Human Skills
Considering the collaborative, interdisciplinary nature of most service projects, human skills must be stressed foremost, as they often have an outsized impact on a student’s ability to achieve success. Here we want to emphasise human skills as a means to effectively interface with collaborators, and an ability to observe and affect organisational culture. As practitioners, we are all familiar with these thoughts during a co-creation workshop: “How can I create alignment among the teams? How can I navigate underlying policies and invisible boundaries? Or how can I create excitement, so everyone actively participates?”
Recently, schools with programmes focusing on social innovation, such as Carnegie Mellon University, Savannah College of Art and Design (SCAD) and School of Visual Arts, have shown a keen interest in developing human skills through industry outreach initiatives that focus on collaborative, real-world learning experiences. For example, one collaboration between Frog Design and SCAD’s Design for Sustainability programme in 2013, in which the lead author participated, involved the prototyping of the ‘Collective Action Toolkit’ with high schools students. This project provided students with an opportunity to practice facilitation skills, as well as to develop one-on-one rapport with outside experts.
The two significant areas for fostering human skills are: ‘collaboration, communication and facilitation’ and ‘organisational culture and behaviour science’ knowledge.
Service designers are often called on to act as creative facilitators, not only able to build consensus among diverse groups, but also to actively catalyse, interpret and reframe conversations among participants to generate new ideas. While the ability to scribe or diagram emerging conversational patterns is one component of facilitation that is typically trained in academia, the human skills required to manage personalities, read social cues and maintain conversational flow are not typically addressed.

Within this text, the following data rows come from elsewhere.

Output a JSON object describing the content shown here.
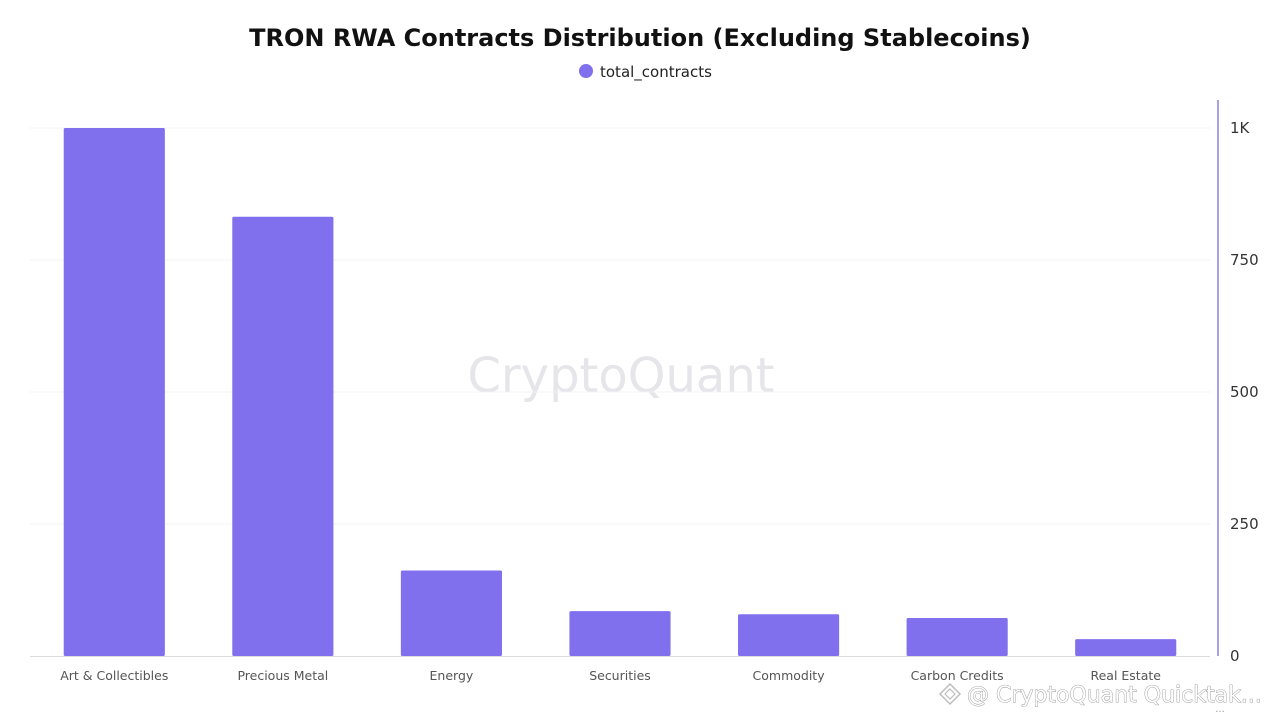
{
  "colors": {
    "bar": "#8070ee",
    "axis": "#8b80e0",
    "grid": "#f3f3f6",
    "baseline": "#dddddd",
    "watermark": "#e6e6ea"
  },
  "watermark": {
    "text": "CryptoQuant"
  },
  "credit": {
    "text": "@ CryptoQuant Quicktak...",
    "subtext": "...",
    "icon": "diamond-logo-icon"
  },
  "chart_data": {
    "type": "bar",
    "title": "TRON RWA Contracts Distribution (Excluding Stablecoins)",
    "legend": {
      "position": "top-center",
      "entries": [
        "total_contracts"
      ]
    },
    "xlabel": "",
    "ylabel": "",
    "ylim": [
      0,
      1000
    ],
    "y_ticks": [
      0,
      250,
      500,
      750,
      1000
    ],
    "y_tick_labels": [
      "0",
      "250",
      "500",
      "750",
      "1K"
    ],
    "y_axis_side": "right",
    "grid": true,
    "categories": [
      "Art & Collectibles",
      "Precious Metal",
      "Energy",
      "Securities",
      "Commodity",
      "Carbon Credits",
      "Real Estate"
    ],
    "series": [
      {
        "name": "total_contracts",
        "values": [
          1000,
          832,
          162,
          85,
          79,
          72,
          32
        ]
      }
    ]
  }
}
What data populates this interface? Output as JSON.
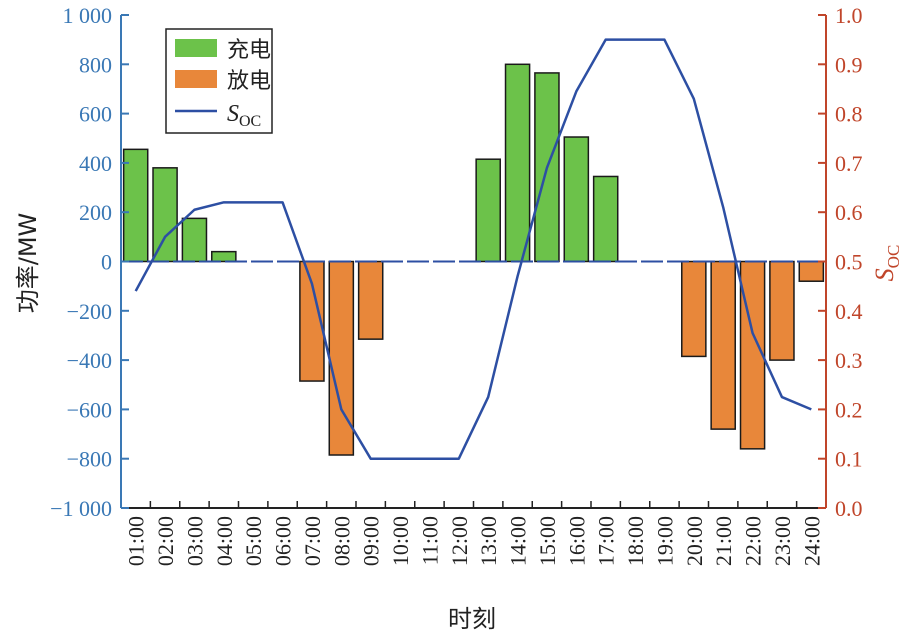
{
  "chart_data": {
    "type": "bar",
    "categories": [
      "01:00",
      "02:00",
      "03:00",
      "04:00",
      "05:00",
      "06:00",
      "07:00",
      "08:00",
      "09:00",
      "10:00",
      "11:00",
      "12:00",
      "13:00",
      "14:00",
      "15:00",
      "16:00",
      "17:00",
      "18:00",
      "19:00",
      "20:00",
      "21:00",
      "22:00",
      "23:00",
      "24:00"
    ],
    "series": [
      {
        "name": "充电",
        "axis": "left",
        "color": "#6cc24a",
        "values": [
          455,
          380,
          175,
          40,
          0,
          0,
          0,
          0,
          0,
          0,
          0,
          0,
          415,
          800,
          765,
          505,
          345,
          0,
          0,
          0,
          0,
          0,
          0,
          0
        ]
      },
      {
        "name": "放电",
        "axis": "left",
        "color": "#e8873a",
        "values": [
          0,
          0,
          0,
          0,
          0,
          0,
          -485,
          -785,
          -315,
          0,
          0,
          0,
          0,
          0,
          0,
          0,
          0,
          0,
          0,
          -385,
          -680,
          -760,
          -400,
          -80
        ]
      },
      {
        "name": "S",
        "name_sub": "OC",
        "axis": "right",
        "type": "line",
        "color": "#2d4fa3",
        "values": [
          0.44,
          0.55,
          0.605,
          0.62,
          0.62,
          0.62,
          0.455,
          0.2,
          0.1,
          0.1,
          0.1,
          0.1,
          0.225,
          0.47,
          0.69,
          0.845,
          0.95,
          0.95,
          0.95,
          0.83,
          0.61,
          0.355,
          0.225,
          0.2
        ]
      }
    ],
    "xlabel": "时刻",
    "ylabel": "功率/MW",
    "ylabel_right": "S",
    "ylabel_right_sub": "OC",
    "ylim": [
      -1000,
      1000
    ],
    "ylim_right": [
      0,
      1.0
    ],
    "yticks": [
      "−1 000",
      "−800",
      "−600",
      "−400",
      "−200",
      "0",
      "200",
      "400",
      "600",
      "800",
      "1 000"
    ],
    "yticks_right": [
      "0.0",
      "0.1",
      "0.2",
      "0.3",
      "0.4",
      "0.5",
      "0.6",
      "0.7",
      "0.8",
      "0.9",
      "1.0"
    ],
    "grid": false,
    "legend": "top-left",
    "colors": {
      "left_axis": "#3a78b5",
      "right_axis": "#c0452a",
      "zero_line": "#2d4fa3"
    }
  }
}
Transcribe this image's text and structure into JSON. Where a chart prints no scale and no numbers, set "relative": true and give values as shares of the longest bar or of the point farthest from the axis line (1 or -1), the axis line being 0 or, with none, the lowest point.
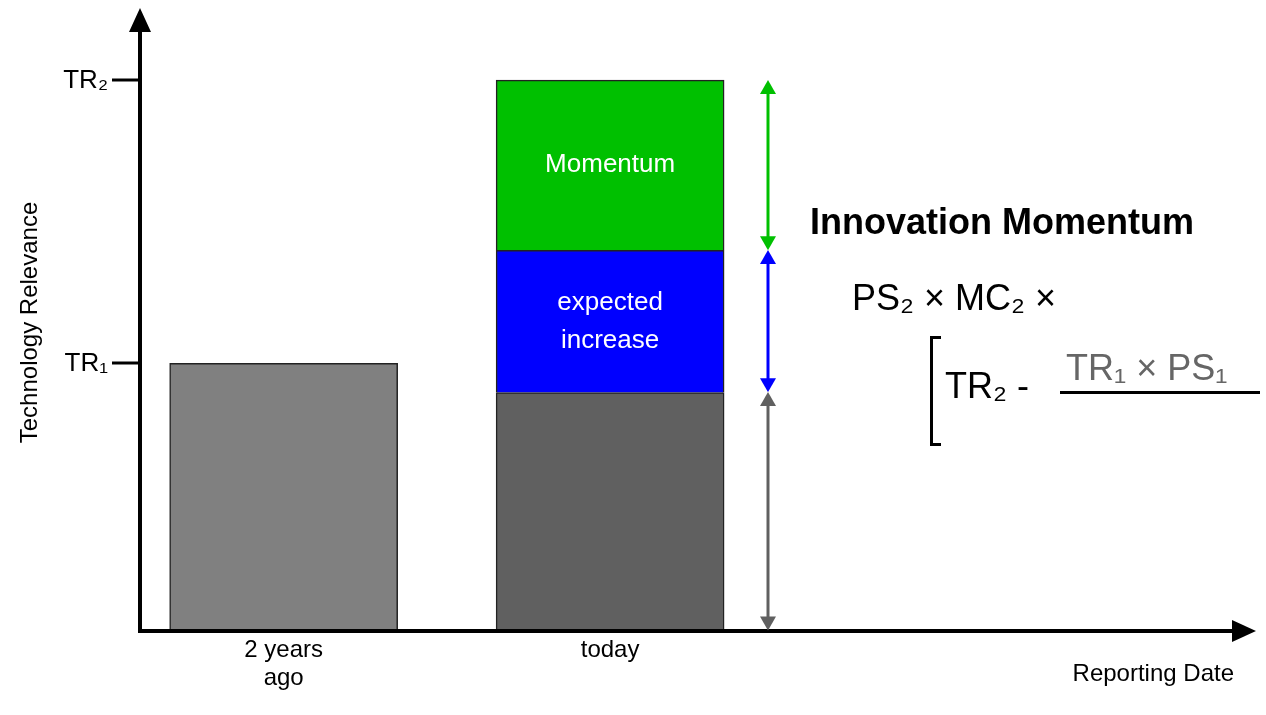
{
  "chart_data": {
    "type": "bar",
    "stacked": true,
    "relative": true,
    "categories": [
      "2 years ago",
      "today"
    ],
    "series": [
      {
        "colors": [
          "#808080",
          "#606060"
        ],
        "values": [
          0.486,
          0.433
        ]
      },
      {
        "name": "expected increase",
        "color": "#0000ff",
        "values": [
          null,
          0.258
        ]
      },
      {
        "name": "Momentum",
        "color": "#00c000",
        "values": [
          null,
          0.309
        ]
      }
    ],
    "ylabel": "Technology Relevance",
    "annotations": [
      "TR₁",
      "TR₂",
      "Innovation Momentum",
      "PS₂ × MC₂ ×",
      "TR₂ -",
      "TR₁ × PS₁",
      "Reporting Date"
    ],
    "legend": false
  }
}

In order to prepare students for facilitation roles, exposure to other social science programmes, such as anthropology and organisational behaviour, is a critical complement to facilitation training. Such a training programme would augment students’ visual skills, and enhance their ability to create alignment and energise group participation.
Human skills training is not only about improving facilitation; it is equally important for students to develop the ability to observe and affect organisational culture. Every organisation with which a professional interfaces is in some way biased toward its legacy and established value systems. This often creates a resistance to change. Schools should familiarise students with this concept, and teach associated behaviour change strategies. These strategies all start with building empathy as the first step toward change. Students need to learn how to entertain opposing viewpoints, to meet each person at their level and to build trust. In the professional world, service design often involves the shaping of behaviour. For students, developing knowledge about the physical, emotional, social, cultural and cognitive factors influencing human behaviours provides critical preparation for the challenges ahead.